Understanding the Business Environment
The business environment of an organization comprises internal and external factors that influence its operations, strategic direction, and overall performance (Porter, 1980). Internal factors include organizational culture, leadership styles, internal processes, human resources, operational efficiencies, and financial health—all of which dictate how the company operates and adapts to external changes.
External factors encompass industry dynamics, market conditions, regulatory landscape, customer preferences, supply chain configurations, technological advancements, and socio-economic trends. These external elements shape opportunities and threats, necessitating organizations to adapt proactively to maintain competitiveness (Barney, 1991).
Internal Business Environment Components
- Organizational Culture: The shared values, norms, and practices that influence behavior within the organization.
- Leadership: The management style and strategic vision guiding organizational priorities.
- Internal Processes: Core operational activities that deliver value, including production, logistics, and financial systems.
- Human Resources: Employee skills, engagement, and organizational development capabilities.
- Financial Resources: The organization's financial stability and capital availability.
Factors Influencing the External Business Environment
- Market Trends: Changes in customer preferences and industry developments that affect demand.
- Regulatory Environment: Laws and policies that impose compliance requirements or create competitive dynamics.
- Competitive Forces: Actions and strategies of competitors influencing market positioning.
- Suppliers and Supply Chains: Relationships and dependencies that impact production and costs.
- Economic Conditions: Broader macroeconomic factors like inflation, interest rates, and economic growth rates.
- Technological Innovations: Advances that can disrupt or improve operational capabilities.
Conclusion
Understanding and analyzing the internal and external environments of an organization are crucial for strategic decision-making, especially when evaluating acquisition opportunities. Employing tools like the balanced scorecard alongside environmental assessments allows for comprehensive insights into organizational health and market positioning. Clarifying analytical techniques and aligning evaluation criteria with strategic objectives ensure informed, data-driven decisions that support long-term success.
References
- Barney, J. B. (1991). Firm resources and sustained competitive advantage. Journal of Management, 17(1), 99-120.

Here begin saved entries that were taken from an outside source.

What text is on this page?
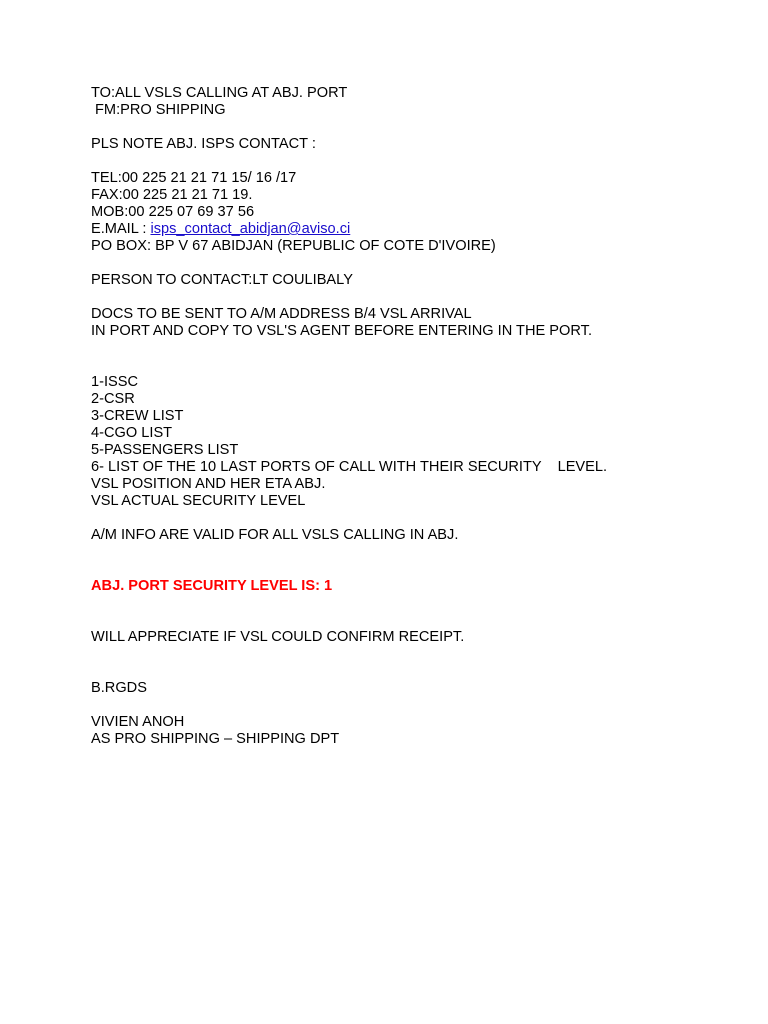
TO:ALL VSLS CALLING AT ABJ. PORT
FM:PRO SHIPPING
PLS NOTE ABJ. ISPS CONTACT :
TEL:00 225 21 21 71 15/ 16 /17
FAX:00 225 21 21 71 19.
MOB:00 225 07 69 37 56
E.MAIL : isps_contact_abidjan@aviso.ci
PO BOX: BP V 67 ABIDJAN (REPUBLIC OF COTE D'IVOIRE)
PERSON TO CONTACT:LT COULIBALY
DOCS TO BE SENT TO A/M ADDRESS B/4 VSL ARRIVAL
IN PORT AND COPY TO VSL'S AGENT BEFORE ENTERING IN THE PORT.
1-ISSC
2-CSR
3-CREW LIST
4-CGO LIST
5-PASSENGERS LIST
6- LIST OF THE 10 LAST PORTS OF CALL WITH THEIR SECURITY    LEVEL.
VSL POSITION AND HER ETA ABJ.
VSL ACTUAL SECURITY LEVEL
A/M INFO ARE VALID FOR ALL VSLS CALLING IN ABJ.
ABJ. PORT SECURITY LEVEL IS: 1
WILL APPRECIATE IF VSL COULD CONFIRM RECEIPT.
B.RGDS
VIVIEN ANOH
AS PRO SHIPPING – SHIPPING DPT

- Kaplan, R. S., & Norton, D. P. (1992). The balanced scorecard—measures that drive performance. Harvard Business Review, 70(1), 71-79.
- Porter, M. E. (1980). Competitive strategy: Techniques for analyzing industries and competitors. Free Press.
- Porter, M. E. (1985). Competitive advantage: Creating and sustaining superior performance. Free Press.
- Hitt, M. A., Ireland, R. D., & Hoskisson, R. E. (2017). Strategic management: Concepts and cases: Competitiveness and globalization. Cengage Learning.
- Kaplan, R. S., & Norton, D. P. (2004). Strategy maps: Converting intangible assets into tangible outcomes. Harvard Business Review, 82(7-8), 52-63.
- Grant, R. M. (2019). Contemporary strategy analysis: Text and cases edition. John Wiley & Sons.
- David, F. R. (2017). Strategic management: Concepts and cases: Competitiveness and globalization. Pearson.
- Hitt, M. A., Ireland, R. D., & Hoskisson, R. E. (2020). Strategic management: Concepts and cases: Competitiveness and globalization. Cengage Learning.
- Yüksel, I. (2012). Developing a multi-criteria decision making model for sustainable supply chain management. International Journal of Production Economics, 140(1), 204-215.